Saat tiba di sana, orang yang sudah tidak berkepentingan keluar dari UKS. Gasa langsung merangsek masuk. Jam dinding menggema memenuhi ruang berbau obat yang tak begitu luas ini sehingga keadaan tidak begitu sunyi meski ada dua kehadiran cowok dan seorang gadis—anggota PMR—yang berjaga sekarang. Gasa meneliti luka di lutut Cila. Memang tidak parah, tetapi terus memunculkan titik-titik darah.

Cila pasti kekurangan darah lagi. Dia meneliti ruam di sekitar tangan gadis itu. Tidak salah, gadis ini perlu meminum obatnya. Mengingat obat, cowok itu buru-buru mengecek ransel sepupunya.

Dia harus memberikan obat itu langsung jika si pasien telah sadar. Setelah mengutak-atik tas hitam di pangkuan, akhirnya dia mendapatkan sebotol obat yang selalu Cila bawa.

"Cila harus minum obat ini," gumamnya.

Elon yang awalnya membaringkan kepala di pinggiran kasur sontak mendongak, meneliti benda di genggam sang sahabat.

"Apa, tuh?" Mulanya dia tidak ingin bertanya, tetapi ketika melihat obat di tangan Gasa, dia cepat mengerti. "Lo mau kasih obatnya? Cila lagi pingsan, lho." Elon membelalak.

"Tablet ini bisa diremuk, kan? Ada sendok gak?" Gasa bertanya pada anggota PMR.

"Ada, tunggu gue ambilin." Gadis berompi merah itu segera berlalu dan kembali dengan dua sendok di tangan. "Ini."

"Makasih," ucapnya seraya meraih benda itu.

"Eung, kepala gue ...," lirih Cila. Gadis itu masih terpejam.

Gasa yang tadinya sibuk meremukkan tablet obat menggunakan sendok, sigap mendekati Cila. "Cila," gumamnya khawatir. "Ini sebabnya gue protektif, Cil. Ini sebabnya gue gak pernah izinin orang lain jagain lo," lirihnya, masih sibuk menghaluskan obat.

Elon mengerti bagaimana takutnya seorang Gasa. Dia dapat melihat getar sedih di mata cowok itu. Sebegitu sayangnya dia kepada sang sepupu? Padahal orang yang dia sayangi tak menganggapnya lebih. Bagi Cila, Gasa adalah seorang saudara, kakak, dan sahabat. Dia tidak habis pikir Gasa bisa setegar ini untuk tetap menaruh hati meski tidak akan pernah mendapat balasan setimpal.
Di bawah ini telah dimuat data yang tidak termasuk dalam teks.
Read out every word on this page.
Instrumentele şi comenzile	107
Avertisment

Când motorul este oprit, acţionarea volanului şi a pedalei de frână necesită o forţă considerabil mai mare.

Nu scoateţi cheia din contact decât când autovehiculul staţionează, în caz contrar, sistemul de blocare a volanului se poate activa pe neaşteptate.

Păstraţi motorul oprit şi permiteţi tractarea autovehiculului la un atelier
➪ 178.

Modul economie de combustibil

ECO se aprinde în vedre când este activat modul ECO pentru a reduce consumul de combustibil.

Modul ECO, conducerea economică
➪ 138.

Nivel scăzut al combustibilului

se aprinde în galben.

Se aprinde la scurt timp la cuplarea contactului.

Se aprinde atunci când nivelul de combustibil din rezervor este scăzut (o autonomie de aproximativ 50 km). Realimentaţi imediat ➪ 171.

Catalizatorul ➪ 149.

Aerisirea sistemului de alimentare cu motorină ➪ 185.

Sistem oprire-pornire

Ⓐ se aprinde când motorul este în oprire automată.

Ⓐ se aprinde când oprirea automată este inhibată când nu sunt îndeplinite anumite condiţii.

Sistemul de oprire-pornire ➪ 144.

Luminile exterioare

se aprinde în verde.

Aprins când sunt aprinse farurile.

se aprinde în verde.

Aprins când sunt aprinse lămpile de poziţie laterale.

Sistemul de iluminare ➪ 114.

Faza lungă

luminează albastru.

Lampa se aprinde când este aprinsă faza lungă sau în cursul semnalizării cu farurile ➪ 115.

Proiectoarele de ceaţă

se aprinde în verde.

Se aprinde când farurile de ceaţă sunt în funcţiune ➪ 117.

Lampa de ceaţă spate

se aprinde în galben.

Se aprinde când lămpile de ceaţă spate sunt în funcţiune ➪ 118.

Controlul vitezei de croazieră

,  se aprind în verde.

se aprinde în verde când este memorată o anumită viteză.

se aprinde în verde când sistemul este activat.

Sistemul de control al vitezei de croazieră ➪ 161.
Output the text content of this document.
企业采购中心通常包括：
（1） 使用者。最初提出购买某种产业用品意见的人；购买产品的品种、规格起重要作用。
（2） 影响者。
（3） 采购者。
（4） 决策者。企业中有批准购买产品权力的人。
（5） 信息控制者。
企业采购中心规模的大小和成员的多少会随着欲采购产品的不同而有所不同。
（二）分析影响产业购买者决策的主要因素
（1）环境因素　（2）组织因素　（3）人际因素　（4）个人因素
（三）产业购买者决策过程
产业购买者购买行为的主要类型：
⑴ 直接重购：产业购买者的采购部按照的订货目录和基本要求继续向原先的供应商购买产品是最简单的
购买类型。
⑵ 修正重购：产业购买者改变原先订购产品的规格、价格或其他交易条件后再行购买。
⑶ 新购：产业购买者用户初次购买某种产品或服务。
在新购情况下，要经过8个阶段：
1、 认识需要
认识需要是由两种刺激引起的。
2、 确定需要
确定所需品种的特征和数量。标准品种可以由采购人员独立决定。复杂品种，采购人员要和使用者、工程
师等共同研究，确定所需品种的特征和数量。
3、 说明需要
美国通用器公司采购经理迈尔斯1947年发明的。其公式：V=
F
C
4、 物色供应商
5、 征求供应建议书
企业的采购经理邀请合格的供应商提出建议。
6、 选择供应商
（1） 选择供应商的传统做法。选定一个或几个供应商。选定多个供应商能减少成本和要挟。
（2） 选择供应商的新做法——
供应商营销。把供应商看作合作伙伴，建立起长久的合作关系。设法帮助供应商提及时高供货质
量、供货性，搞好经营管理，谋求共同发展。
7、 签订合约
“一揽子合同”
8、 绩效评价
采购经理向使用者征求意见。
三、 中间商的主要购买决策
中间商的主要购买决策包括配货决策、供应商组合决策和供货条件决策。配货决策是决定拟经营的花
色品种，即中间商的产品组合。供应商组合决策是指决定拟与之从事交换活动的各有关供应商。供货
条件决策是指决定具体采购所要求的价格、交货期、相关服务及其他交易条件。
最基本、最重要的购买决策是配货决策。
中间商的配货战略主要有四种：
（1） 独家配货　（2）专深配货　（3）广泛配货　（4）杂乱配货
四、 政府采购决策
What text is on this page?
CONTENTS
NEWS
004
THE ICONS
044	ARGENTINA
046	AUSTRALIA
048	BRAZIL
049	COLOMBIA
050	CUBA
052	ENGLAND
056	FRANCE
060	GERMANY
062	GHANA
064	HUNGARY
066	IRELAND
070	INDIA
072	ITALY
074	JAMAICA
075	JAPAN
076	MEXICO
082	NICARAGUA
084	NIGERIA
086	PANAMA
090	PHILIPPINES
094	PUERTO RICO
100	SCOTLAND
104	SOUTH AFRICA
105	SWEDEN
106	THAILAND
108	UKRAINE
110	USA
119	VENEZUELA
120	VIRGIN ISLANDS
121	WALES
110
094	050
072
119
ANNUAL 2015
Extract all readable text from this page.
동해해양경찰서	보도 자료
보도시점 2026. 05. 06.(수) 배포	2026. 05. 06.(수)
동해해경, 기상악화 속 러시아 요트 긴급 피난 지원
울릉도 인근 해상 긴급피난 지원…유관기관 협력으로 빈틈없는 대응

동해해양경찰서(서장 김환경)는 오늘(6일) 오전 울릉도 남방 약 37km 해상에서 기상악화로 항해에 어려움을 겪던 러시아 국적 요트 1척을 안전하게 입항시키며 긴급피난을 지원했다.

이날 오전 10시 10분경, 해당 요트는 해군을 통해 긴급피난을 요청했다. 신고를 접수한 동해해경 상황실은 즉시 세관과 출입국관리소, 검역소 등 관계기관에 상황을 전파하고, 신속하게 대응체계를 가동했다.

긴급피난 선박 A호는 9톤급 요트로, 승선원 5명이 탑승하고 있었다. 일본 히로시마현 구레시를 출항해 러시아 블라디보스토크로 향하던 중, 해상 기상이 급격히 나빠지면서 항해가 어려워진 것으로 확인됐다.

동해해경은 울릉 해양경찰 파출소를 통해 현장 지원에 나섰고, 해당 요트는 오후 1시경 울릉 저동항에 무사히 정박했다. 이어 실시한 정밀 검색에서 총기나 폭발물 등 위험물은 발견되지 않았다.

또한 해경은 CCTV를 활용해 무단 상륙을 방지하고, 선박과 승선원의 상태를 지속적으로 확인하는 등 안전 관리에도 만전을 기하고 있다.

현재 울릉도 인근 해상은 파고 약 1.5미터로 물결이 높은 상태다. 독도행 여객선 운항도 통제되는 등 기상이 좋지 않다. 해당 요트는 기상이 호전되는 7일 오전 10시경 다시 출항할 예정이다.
"Andai lo bisa sekhawatir ini sama orang lain, bukan Cila." Entah mengapa Elon malah berceletuk seperti itu.

Gasa mendengkus seraya berusaha memasukkan obat yang telah dicampur air ke dalam mulut Cila. "Gak sekarang. Gue pengen dia sama orang yang betul-betul bisa jagain dia baru gue lepasin."

Elon terkekeh. "Kalau sampai tiga tahun ke depan dia baru dapat orang itu, gimana? Lo pengen makan hati mulu?"

"Ya ... bodo amat. Gue gak perlu khawatir soal masa depan, gue cuma perlu jalanin aja semuanya sesuai hukum alam," balas Gasa sambil meletakkan sendok di atas meja kecil tak jauh dari tempatnya setelah berhasil memasukkan obat itu ke mulut Cila.

Cowok berambut cokelat terang itu mengangguk samar. Dia tidak menampik perkataan Gasa, juga tak ingin melayangkan saran untuk menjauh secara perlahan. Sahabatnya lebih tahu apa yang mesti dilakukan untuk kebaikannya sendiri. Dia hanya perlu mendukung, sesekali memberi arahan jika saja Gasa menjerumuskan diri ke lubang yang tak semestinya.